The Rev. Thomas Kopp, rector of St. Anselm Roman Catholic Church in Sudbury, accompanied Robertson out of the sanctuary to offer the blessing to those in the parish hall.
He said he was not at all surprised by O’Malley’s action.
“He has great respect for all the different religions and different ministers,” Kopp said. “He would never hesitate to ask them for their blessing, or whatever else they would be offering. But . . . this was simply an act of sharing a remembrance of our baptism and that we should live in the joy of that.”
Still, it stunned Robertson, the executive director of the Massachusetts Bible Society, an ecumenical organization that promotes Bible literacy and dialogue about the Bible.
She had been thinking, as she walked across the sanctuary, about the Catholics in the hall she was about to enter: Would they accept this “reaffirmation of baptism” ritual from a Protestant clergywoman? Would anyone want her blessing? “If you are a woman in ministry, you know what it’s like,” she said.
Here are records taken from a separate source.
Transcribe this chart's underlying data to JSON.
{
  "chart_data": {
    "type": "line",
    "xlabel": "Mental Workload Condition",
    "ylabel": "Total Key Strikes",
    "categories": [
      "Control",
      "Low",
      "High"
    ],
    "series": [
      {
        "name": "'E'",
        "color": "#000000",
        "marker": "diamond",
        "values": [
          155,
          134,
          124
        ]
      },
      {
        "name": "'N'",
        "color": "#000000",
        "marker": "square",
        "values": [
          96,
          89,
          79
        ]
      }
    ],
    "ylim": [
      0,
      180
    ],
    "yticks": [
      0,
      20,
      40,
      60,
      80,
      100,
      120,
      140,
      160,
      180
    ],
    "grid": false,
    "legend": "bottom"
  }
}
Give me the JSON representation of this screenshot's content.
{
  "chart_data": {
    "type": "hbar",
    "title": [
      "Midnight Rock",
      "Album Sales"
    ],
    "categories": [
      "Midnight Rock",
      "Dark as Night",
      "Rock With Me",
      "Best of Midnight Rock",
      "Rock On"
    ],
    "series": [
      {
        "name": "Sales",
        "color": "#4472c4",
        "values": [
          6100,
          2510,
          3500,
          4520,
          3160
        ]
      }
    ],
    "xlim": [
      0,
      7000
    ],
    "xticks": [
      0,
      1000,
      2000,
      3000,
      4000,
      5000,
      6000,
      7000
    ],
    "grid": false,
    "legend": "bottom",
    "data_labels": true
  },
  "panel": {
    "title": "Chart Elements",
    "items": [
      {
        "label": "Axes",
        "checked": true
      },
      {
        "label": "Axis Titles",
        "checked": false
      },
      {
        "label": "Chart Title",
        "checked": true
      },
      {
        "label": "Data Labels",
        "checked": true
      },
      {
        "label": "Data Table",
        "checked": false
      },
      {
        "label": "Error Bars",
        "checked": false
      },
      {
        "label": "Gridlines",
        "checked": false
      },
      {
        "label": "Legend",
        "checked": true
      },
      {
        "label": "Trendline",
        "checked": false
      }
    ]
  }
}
Robertson did not mean only outside of her own denomination. She recalled her first visit to her first church assignment, in Florida, in the mid-1990s, when the head of the church council confided that he did not believe women should be ordained and that his wife did not either.
He led her into the sanctuary and introduced her to a parishioner who was switching out the candles.
When Robertson offered her hand in greeting, the parishioner walked out and never returned.
And so O’Malley’s request felt validating.
“A simple basic act of inclusion from a cardinal to say, ‘Yes, we are in Christ together,’ ” she said, “it was just a powerful, powerful moment.”